Так постепенно, на протяжении нескольких месяцев Эскин страдал и выдумывал план, с помощью которого он бы, наконец, смог обладать своей, можно сказать, любой женщиной. В женском общежитии над Эскиным откровенно издевались, отчего Эскин впал в меланхолию и опять зачитывался Платоном и Ницше.
Временами его меланхолия в соединении с изрядным количеством невостребованного семени полностью отключала его мозг, и тогда Эскин бился головой в стену, и кажется, очень злил своих соседей, которые тут же ему кричали и сами чем-то тяжелым долбили в стенку.
Однажды Эскин решил сказаться больным и с этой целью пригласил из поликлиники врача на дом, втайне надеясь, что к нему придет молодая красивая женщина. Эскин заранее купил бутылку дорогого армянского коньяка и коробку шоколадных конфет, а также пачку таблеток сильнодействующего снотворного средства.
План Эскина был очень серьезен и поэтому продуман до мелочей.
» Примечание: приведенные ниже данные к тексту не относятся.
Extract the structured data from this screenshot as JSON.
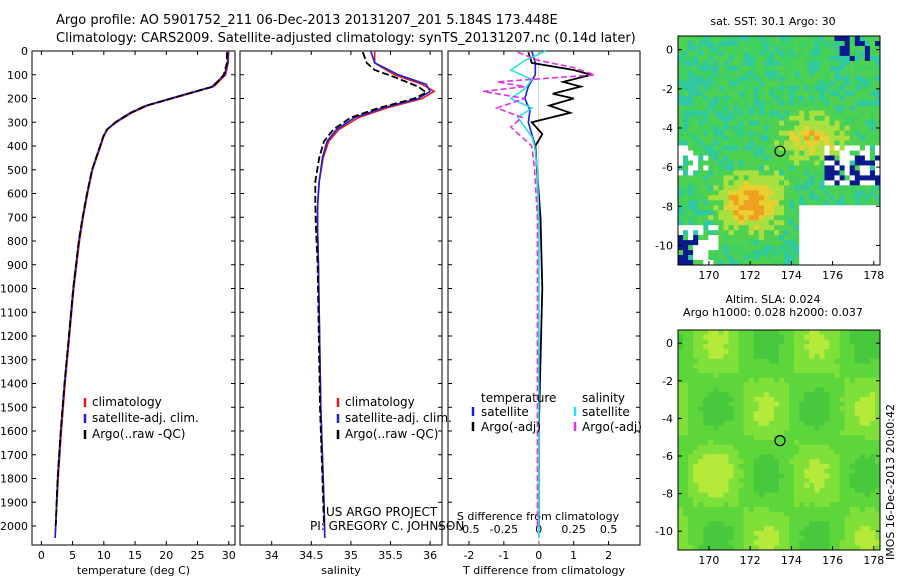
{
  "header": {
    "line1": "Argo profile: AO 5901752_211 06-Dec-2013 20131207_201 5.184S 173.448E",
    "line2": "Climatology: CARS2009. Satellite-adjusted climatology: synTS_20131207.nc (0.14d later)"
  },
  "footer_credit": {
    "line1": "US ARGO PROJECT",
    "line2": "PI: GREGORY C. JOHNSON"
  },
  "side_stamp": "IMOS 16-Dec-2013 20:00:42",
  "colors": {
    "climatology": "#e8161b",
    "satellite": "#1f1fd6",
    "argo": "#000000",
    "sat_s": "#2ee0e8",
    "argo_s": "#e633e0"
  },
  "chart_data": [
    {
      "type": "line",
      "id": "temperature",
      "xlabel": "temperature (deg C)",
      "ylabel": "",
      "xlim": [
        -1.5,
        31
      ],
      "ylim": [
        2080,
        0
      ],
      "xticks": [
        0,
        5,
        10,
        15,
        20,
        25,
        30
      ],
      "yticks": [
        0,
        100,
        200,
        300,
        400,
        500,
        600,
        700,
        800,
        900,
        1000,
        1100,
        1200,
        1300,
        1400,
        1500,
        1600,
        1700,
        1800,
        1900,
        2000
      ],
      "legend": [
        "climatology",
        "satellite-adj. clim.",
        "Argo(..raw -QC)"
      ],
      "series": [
        {
          "name": "climatology",
          "depth": [
            0,
            50,
            100,
            150,
            170,
            200,
            230,
            260,
            300,
            330,
            360,
            400,
            500,
            600,
            700,
            800,
            1000,
            1200,
            1400,
            1600,
            1800,
            2000,
            2050
          ],
          "values": [
            30.0,
            29.9,
            29.5,
            27.6,
            25.0,
            21.0,
            17.0,
            14.5,
            12.0,
            10.6,
            10.0,
            9.5,
            8.2,
            7.4,
            6.7,
            6.1,
            5.2,
            4.5,
            3.8,
            3.2,
            2.7,
            2.3,
            2.2
          ]
        },
        {
          "name": "satellite",
          "depth": [
            0,
            50,
            100,
            150,
            170,
            200,
            230,
            260,
            300,
            330,
            360,
            400,
            500,
            600,
            700,
            800,
            1000,
            1200,
            1400,
            1600,
            1800,
            2000,
            2050
          ],
          "values": [
            29.9,
            29.8,
            29.3,
            27.3,
            24.6,
            20.6,
            16.7,
            14.2,
            11.8,
            10.5,
            9.9,
            9.4,
            8.1,
            7.3,
            6.6,
            6.0,
            5.1,
            4.4,
            3.7,
            3.1,
            2.6,
            2.3,
            2.2
          ]
        },
        {
          "name": "argo",
          "depth": [
            5,
            50,
            100,
            150,
            170,
            200,
            230,
            260,
            300,
            330,
            360,
            400,
            500,
            600,
            700,
            800,
            1000,
            1200,
            1400,
            1600,
            1800,
            2000
          ],
          "values": [
            29.7,
            29.7,
            29.2,
            27.5,
            24.8,
            20.8,
            16.8,
            14.3,
            11.9,
            10.5,
            9.9,
            9.4,
            8.1,
            7.3,
            6.6,
            6.0,
            5.1,
            4.4,
            3.7,
            3.1,
            2.6,
            2.3
          ]
        }
      ]
    },
    {
      "type": "line",
      "id": "salinity",
      "xlabel": "salinity",
      "xlim": [
        33.6,
        36.15
      ],
      "ylim": [
        2080,
        0
      ],
      "xticks": [
        34,
        34.5,
        35,
        35.5,
        36
      ],
      "legend": [
        "climatology",
        "satellite-adj. clim.",
        "Argo(..raw -QC)"
      ],
      "series": [
        {
          "name": "climatology",
          "depth": [
            0,
            50,
            100,
            140,
            170,
            200,
            240,
            280,
            330,
            380,
            450,
            550,
            650,
            750,
            900,
            1100,
            1300,
            1500,
            1700,
            1900,
            2050
          ],
          "values": [
            35.3,
            35.3,
            35.55,
            35.9,
            36.05,
            35.9,
            35.45,
            35.1,
            34.85,
            34.72,
            34.65,
            34.6,
            34.58,
            34.58,
            34.59,
            34.6,
            34.61,
            34.62,
            34.64,
            34.66,
            34.67
          ]
        },
        {
          "name": "satellite",
          "depth": [
            0,
            50,
            100,
            140,
            170,
            200,
            240,
            280,
            330,
            380,
            450,
            550,
            650,
            750,
            900,
            1100,
            1300,
            1500,
            1700,
            1900,
            2050
          ],
          "values": [
            35.25,
            35.3,
            35.6,
            35.95,
            36.0,
            35.85,
            35.4,
            35.05,
            34.82,
            34.7,
            34.64,
            34.6,
            34.58,
            34.58,
            34.59,
            34.6,
            34.61,
            34.62,
            34.64,
            34.66,
            34.67
          ]
        },
        {
          "name": "argo",
          "depth": [
            5,
            50,
            80,
            110,
            150,
            175,
            200,
            240,
            280,
            330,
            380,
            450,
            550,
            650,
            750,
            900,
            1100,
            1300,
            1500,
            1700,
            1900,
            2000
          ],
          "values": [
            35.15,
            35.2,
            35.3,
            35.55,
            35.85,
            35.95,
            35.8,
            35.35,
            35.0,
            34.78,
            34.66,
            34.6,
            34.55,
            34.55,
            34.56,
            34.58,
            34.59,
            34.6,
            34.61,
            34.63,
            34.65,
            34.66
          ]
        }
      ]
    },
    {
      "type": "line",
      "id": "difference",
      "xlabel_top": "S difference from climatology",
      "xlabel": "T difference from climatology",
      "xlim": [
        -2.6,
        2.9
      ],
      "ylim": [
        2080,
        0
      ],
      "xticks_T": [
        -2,
        -1,
        0,
        1,
        2
      ],
      "xticks_S_labels": [
        "-0.5",
        "-0.25",
        "0",
        "0.25",
        "0.5"
      ],
      "xticks_S_values": [
        -0.5,
        -0.25,
        0,
        0.25,
        0.5
      ],
      "legend_T_title": "temperature",
      "legend_S_title": "salinity",
      "legend_T": [
        "satellite",
        "Argo(-adj)"
      ],
      "legend_S": [
        "satellite",
        "Argo(-adj)"
      ],
      "series": [
        {
          "name": "T satellite",
          "color_key": "satellite",
          "dash": false,
          "depth": [
            0,
            50,
            100,
            150,
            200,
            250,
            300,
            350,
            400,
            500,
            700,
            1000,
            1300,
            1600,
            1900,
            2050
          ],
          "values": [
            -0.2,
            -0.1,
            -0.1,
            -0.3,
            -0.4,
            -0.25,
            -0.3,
            -0.2,
            -0.1,
            -0.05,
            0,
            0,
            0,
            0,
            0,
            0
          ]
        },
        {
          "name": "T argo",
          "color_key": "argo",
          "dash": false,
          "depth": [
            5,
            50,
            80,
            100,
            130,
            150,
            180,
            200,
            230,
            260,
            300,
            350,
            400,
            500,
            700,
            1000,
            1300,
            1600,
            1900,
            2000
          ],
          "values": [
            -0.3,
            -0.2,
            1.0,
            1.5,
            0.7,
            1.2,
            0.4,
            1.0,
            0.3,
            0.9,
            -0.2,
            0.1,
            -0.1,
            -0.05,
            0.05,
            0.1,
            0.05,
            0.0,
            0.0,
            0.0
          ]
        },
        {
          "name": "S satellite",
          "color_key": "sat_s",
          "dash": false,
          "depth": [
            0,
            40,
            80,
            120,
            160,
            200,
            240,
            280,
            320,
            360,
            400,
            500,
            700,
            1000,
            1300,
            1600,
            1900,
            2050
          ],
          "values": [
            0.05,
            -0.1,
            -0.2,
            -0.05,
            -0.1,
            -0.2,
            -0.05,
            -0.15,
            -0.1,
            -0.05,
            -0.03,
            -0.01,
            0,
            0,
            0,
            0,
            0,
            0
          ]
        },
        {
          "name": "S argo",
          "color_key": "argo_s",
          "dash": true,
          "depth": [
            5,
            40,
            70,
            100,
            130,
            150,
            170,
            200,
            240,
            280,
            320,
            400,
            500,
            700,
            1000,
            1300,
            1600,
            1900,
            2000
          ],
          "values": [
            -0.15,
            0.0,
            0.25,
            0.4,
            -0.3,
            -0.1,
            -0.4,
            -0.1,
            -0.3,
            -0.12,
            -0.2,
            -0.05,
            -0.03,
            -0.01,
            -0.01,
            -0.01,
            -0.01,
            -0.01,
            -0.01
          ]
        }
      ]
    },
    {
      "type": "heatmap",
      "id": "sst_map",
      "title": "sat. SST: 30.1 Argo: 30",
      "xlim": [
        168.5,
        178.3
      ],
      "ylim": [
        -11,
        0.7
      ],
      "xticks": [
        170,
        172,
        174,
        176,
        178
      ],
      "yticks": [
        0,
        -2,
        -4,
        -6,
        -8,
        -10
      ],
      "marker": {
        "lon": 173.448,
        "lat": -5.184
      }
    },
    {
      "type": "heatmap",
      "id": "sla_map",
      "title_line1": "Altim. SLA: 0.024",
      "title_line2": "Argo h1000: 0.028 h2000: 0.037",
      "xlim": [
        168.5,
        178.3
      ],
      "ylim": [
        -11,
        0.7
      ],
      "xticks": [
        170,
        172,
        174,
        176,
        178
      ],
      "yticks": [
        0,
        -2,
        -4,
        -6,
        -8,
        -10
      ],
      "marker": {
        "lon": 173.448,
        "lat": -5.184
      }
    }
  ]
}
Врач действительно оказалась очень привлекательной, хотя и зрелой женщиной. Сама ее зрелость, как и опытность, еще сильнее притягивала Эскина к себе. Она водила рукой по груди, по животу Эскина, очень удивляясь отсутствию какой бы то ни было болезни.
А Эскин не уставая, жаловался на множество разнообразных недомоганий и болей, располагающихся почему-то в самых интимных местах. Поведение Эскина показалось врачу очень странным, тем более что он часто порывался раздеться донага.
– У меня вообще нет ни одного здорового места или органа, – оправдывался он за свое поведение.
– Тогда вам надо к психиатру, – усмехнулась Клавдия Ивановна.